Tout ceci fait craindre au reporter que les liens entre l’Inde et les États-Unis soient appelés à se distendre encore davantage. Avec la Russie, en revanche, poursuit The Diplomat, «il y a peu de motifs de friction». Comme l’a déclaré Jaishankar cette semaine, «les relations [avec la Russie ont] toujours été fructueuses pour l’Inde».

«Cette déclaration, qui témoigne d’un soutien exceptionnel [à Moscou], aurait été plus difficile à faire il y a un an, lorsque l’opinion publique mondiale se concentrait sur les victimes en Ukraine et sur la question morale soulevée par l’invasion unilatérale de la Russie. Mais avec Washington désormais empêtré dans un conflit épouvantable au Moyen-Orient, l’Inde et la Russie ont acquis un espace stratégique plus large».
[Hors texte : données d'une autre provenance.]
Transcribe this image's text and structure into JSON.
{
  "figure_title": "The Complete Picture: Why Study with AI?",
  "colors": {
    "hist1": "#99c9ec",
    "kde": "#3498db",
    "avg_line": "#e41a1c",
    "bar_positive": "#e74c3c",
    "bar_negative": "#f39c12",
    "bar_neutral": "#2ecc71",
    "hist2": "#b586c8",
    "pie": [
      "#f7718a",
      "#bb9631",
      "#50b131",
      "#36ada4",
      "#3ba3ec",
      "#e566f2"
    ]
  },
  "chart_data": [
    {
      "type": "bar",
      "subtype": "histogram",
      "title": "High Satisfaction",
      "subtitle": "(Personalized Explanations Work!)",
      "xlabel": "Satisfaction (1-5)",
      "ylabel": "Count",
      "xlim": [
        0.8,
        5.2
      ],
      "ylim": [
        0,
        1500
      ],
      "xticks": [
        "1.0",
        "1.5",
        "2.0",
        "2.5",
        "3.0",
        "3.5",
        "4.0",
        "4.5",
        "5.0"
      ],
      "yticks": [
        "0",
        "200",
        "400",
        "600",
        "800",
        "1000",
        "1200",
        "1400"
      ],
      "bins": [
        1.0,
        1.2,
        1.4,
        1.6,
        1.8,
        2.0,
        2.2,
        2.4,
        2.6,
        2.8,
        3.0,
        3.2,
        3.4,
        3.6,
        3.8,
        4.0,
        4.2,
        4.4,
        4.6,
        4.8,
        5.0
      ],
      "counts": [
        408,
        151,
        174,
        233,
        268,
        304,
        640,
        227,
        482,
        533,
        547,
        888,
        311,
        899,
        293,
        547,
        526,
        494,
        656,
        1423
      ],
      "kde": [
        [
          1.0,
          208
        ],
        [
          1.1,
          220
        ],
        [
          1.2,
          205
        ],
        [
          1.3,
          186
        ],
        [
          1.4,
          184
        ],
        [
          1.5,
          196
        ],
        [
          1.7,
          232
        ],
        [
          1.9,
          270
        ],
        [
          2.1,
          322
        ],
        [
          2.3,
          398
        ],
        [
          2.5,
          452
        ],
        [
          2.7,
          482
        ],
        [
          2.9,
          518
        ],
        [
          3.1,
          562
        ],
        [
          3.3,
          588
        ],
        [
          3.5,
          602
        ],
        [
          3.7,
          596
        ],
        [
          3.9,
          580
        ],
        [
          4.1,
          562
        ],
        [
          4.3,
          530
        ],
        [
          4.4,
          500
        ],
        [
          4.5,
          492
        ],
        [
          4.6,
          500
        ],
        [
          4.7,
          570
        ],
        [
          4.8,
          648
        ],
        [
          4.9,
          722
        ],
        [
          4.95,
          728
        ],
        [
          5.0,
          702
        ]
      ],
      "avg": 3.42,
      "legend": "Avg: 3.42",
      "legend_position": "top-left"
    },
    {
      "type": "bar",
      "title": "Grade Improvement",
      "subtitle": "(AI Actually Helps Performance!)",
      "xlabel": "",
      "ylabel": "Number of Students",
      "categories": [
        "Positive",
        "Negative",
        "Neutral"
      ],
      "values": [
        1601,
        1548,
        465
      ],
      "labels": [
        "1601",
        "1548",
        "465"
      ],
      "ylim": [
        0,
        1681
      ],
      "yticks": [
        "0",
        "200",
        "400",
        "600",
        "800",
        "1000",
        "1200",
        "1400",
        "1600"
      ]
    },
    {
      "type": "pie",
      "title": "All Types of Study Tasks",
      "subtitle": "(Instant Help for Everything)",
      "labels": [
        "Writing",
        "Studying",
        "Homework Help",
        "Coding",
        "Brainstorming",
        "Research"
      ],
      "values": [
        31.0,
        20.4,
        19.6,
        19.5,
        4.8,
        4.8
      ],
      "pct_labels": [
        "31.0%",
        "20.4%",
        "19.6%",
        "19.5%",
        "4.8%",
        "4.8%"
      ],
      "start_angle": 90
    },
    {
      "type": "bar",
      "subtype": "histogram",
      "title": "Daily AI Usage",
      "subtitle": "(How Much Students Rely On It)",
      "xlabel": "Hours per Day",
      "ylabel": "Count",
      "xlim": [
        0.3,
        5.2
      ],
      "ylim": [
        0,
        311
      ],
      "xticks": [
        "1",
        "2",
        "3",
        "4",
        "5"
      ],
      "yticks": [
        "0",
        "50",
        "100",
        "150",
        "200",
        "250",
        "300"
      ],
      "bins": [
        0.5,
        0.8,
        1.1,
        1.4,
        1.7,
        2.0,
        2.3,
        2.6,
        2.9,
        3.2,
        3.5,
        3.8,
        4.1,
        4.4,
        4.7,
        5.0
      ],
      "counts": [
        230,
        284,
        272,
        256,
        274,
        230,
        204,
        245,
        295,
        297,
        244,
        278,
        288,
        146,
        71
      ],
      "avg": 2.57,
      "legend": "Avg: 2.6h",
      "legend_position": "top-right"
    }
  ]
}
Le non-dit de l’article demeure : l’Inde est restée dans les BRICS pendant tout ce temps, un choix de terrain qui va au-delà des distances contingentes. Au-delà du détail, l’intérêt de cet article réside non seulement dans son contenu, mais aussi dans le fait que c’est un média qui est en fait l’organe de propagande officiel des États en ce qui concerne l’Asie qui dresse ce tableau.

Il en ressort une défaite retentissante de la politique étrangère américaine qui, dans le quadrant asiatique, a beaucoup misé sur la relation avec l’Inde, indispensable dans le cadre de l’endiguement de la Chine et de toute la stratégie indo-pacifique. Il suffit de se souvenir de l’importance accordée à la visite de Modi à la Maison-Blanche en juin dernier, qui aurait dû constituer la nouvelle et définitive pierre angulaire de la nouvelle alliance entre Washington et New Delhi.

De l’eau a coulé sous les ponts. Si la perspective esquissée par The Diplomat se poursuit dans cette voie, il s’agira d’une défaite capitale pour les États-Unis. Ils essaieront certainement de trouver des solutions, mais il est peut-être déjà trop tard.